Subject: RE: The Blues???
Cooperman, I'll take a try. The blues is a musical form. There are variations of it.
The traditional twelve bar blues has three lines. You state the first line and then repeat it the second time while you are trying to think of the way to rhyme and end it on the third.
The harmonies have changed over the years to accommodate the growth of jazz. One could argue that Charlie Parker was one of the greatest blues musicians that ever lived.

The blues singer emanates from the African-American tradition of outdoor slave hollers
and farmers. It has gone through a metamorphosis of a rural expression to the night clubs of Chicago and through the propagation of what was called "Race Records" by independent recording companies targeting Black audiences.

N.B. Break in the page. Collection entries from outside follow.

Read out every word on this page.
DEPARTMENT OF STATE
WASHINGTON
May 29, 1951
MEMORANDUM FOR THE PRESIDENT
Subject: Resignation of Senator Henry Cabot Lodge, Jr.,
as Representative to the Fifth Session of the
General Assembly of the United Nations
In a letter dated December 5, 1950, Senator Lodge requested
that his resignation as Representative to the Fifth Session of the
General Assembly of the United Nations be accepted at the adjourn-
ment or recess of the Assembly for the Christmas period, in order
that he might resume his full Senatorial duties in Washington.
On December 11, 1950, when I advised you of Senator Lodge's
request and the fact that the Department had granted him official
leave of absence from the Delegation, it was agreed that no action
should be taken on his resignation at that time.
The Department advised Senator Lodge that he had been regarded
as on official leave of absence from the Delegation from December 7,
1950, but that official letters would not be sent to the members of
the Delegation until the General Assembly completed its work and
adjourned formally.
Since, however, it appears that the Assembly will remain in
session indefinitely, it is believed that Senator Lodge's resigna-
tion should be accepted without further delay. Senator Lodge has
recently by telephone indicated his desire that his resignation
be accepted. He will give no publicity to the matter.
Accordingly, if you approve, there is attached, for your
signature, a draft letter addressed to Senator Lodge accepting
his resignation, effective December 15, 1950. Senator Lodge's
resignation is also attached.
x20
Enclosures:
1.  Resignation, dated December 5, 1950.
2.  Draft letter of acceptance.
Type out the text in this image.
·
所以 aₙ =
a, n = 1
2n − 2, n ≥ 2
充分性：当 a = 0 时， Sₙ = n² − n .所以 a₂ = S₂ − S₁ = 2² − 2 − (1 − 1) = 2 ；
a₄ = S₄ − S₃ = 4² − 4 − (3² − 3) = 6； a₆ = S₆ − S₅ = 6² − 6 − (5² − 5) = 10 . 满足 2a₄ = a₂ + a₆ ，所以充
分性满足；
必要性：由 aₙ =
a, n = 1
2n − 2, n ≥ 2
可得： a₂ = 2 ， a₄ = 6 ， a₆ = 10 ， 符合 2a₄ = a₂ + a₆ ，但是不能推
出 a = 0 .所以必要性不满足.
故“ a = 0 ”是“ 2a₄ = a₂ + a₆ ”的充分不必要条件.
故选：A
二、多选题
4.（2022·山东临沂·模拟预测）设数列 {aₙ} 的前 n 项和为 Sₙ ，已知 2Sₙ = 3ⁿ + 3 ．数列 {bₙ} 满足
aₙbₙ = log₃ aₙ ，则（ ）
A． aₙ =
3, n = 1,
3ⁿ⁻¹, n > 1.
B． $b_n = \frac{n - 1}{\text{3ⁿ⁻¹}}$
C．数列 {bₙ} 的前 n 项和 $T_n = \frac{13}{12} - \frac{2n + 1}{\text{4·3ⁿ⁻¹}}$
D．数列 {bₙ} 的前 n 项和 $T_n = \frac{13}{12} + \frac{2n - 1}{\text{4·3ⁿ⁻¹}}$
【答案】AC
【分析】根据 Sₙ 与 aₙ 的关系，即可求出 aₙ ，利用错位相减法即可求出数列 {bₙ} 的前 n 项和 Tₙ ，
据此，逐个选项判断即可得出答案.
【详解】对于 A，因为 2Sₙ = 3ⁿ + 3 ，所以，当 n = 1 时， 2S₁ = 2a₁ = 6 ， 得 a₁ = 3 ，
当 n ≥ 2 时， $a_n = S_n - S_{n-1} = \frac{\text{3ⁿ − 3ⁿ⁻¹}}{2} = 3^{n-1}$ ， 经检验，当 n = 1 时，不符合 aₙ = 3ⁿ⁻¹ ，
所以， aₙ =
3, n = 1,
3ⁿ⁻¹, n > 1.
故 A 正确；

The thematic material centers around hard living conditions and dysfunctional love lives.

There are few optimistic blues but there was
a genre called the "Party Blues" which was used to dance to and the verses were often risque.

The Cabaret Blues of the whorehouses in New Orleans were basically composed songs by the musicians that accompanied the Blues Chanteuse singers such as Bessie Smith. Some of the songs called blues by them were really out of the traditional 12, 8 bar or 16 bar forms. They were more like popular songs. The singers, however, retained a blues shouting style.

Most of the early rock and roll influences came from blues musicians in the clubs who played electric guitars for dancing. Some of the rural blues singers such as McKinley Morganfield moved to the big city (Chicago) and became Muddy Waters. Big Bill Broonzy started as a fiddler playing the blues in Georgia and moved to Chicago where he took up the guitar to accompany his singing.

When Black musicians took over the blues forms and changed them, the music became
broadened and included a popular base. Louis Armstrong, Charlie Parker, were two outstanding musicians who played the blues.

There is a question whether the Piedmont style of guitar playing which had a ragtime feel could be called the blues. The same problem is presented in analyzing the music of Leadbelly although he played the De Kalb Blues and the Red Cross Blues. Josh White popularized (some say watered-down) the blues by bringing into the Cafe Society crowd in New York. Billie Holiday was often referred to as a blues singer but very few of the songs she recorded were actually blues.

There is a substantial blues tradition. Like folk music, it is a flowing river that has many tributaries but it keeps on nourishing those who are into it.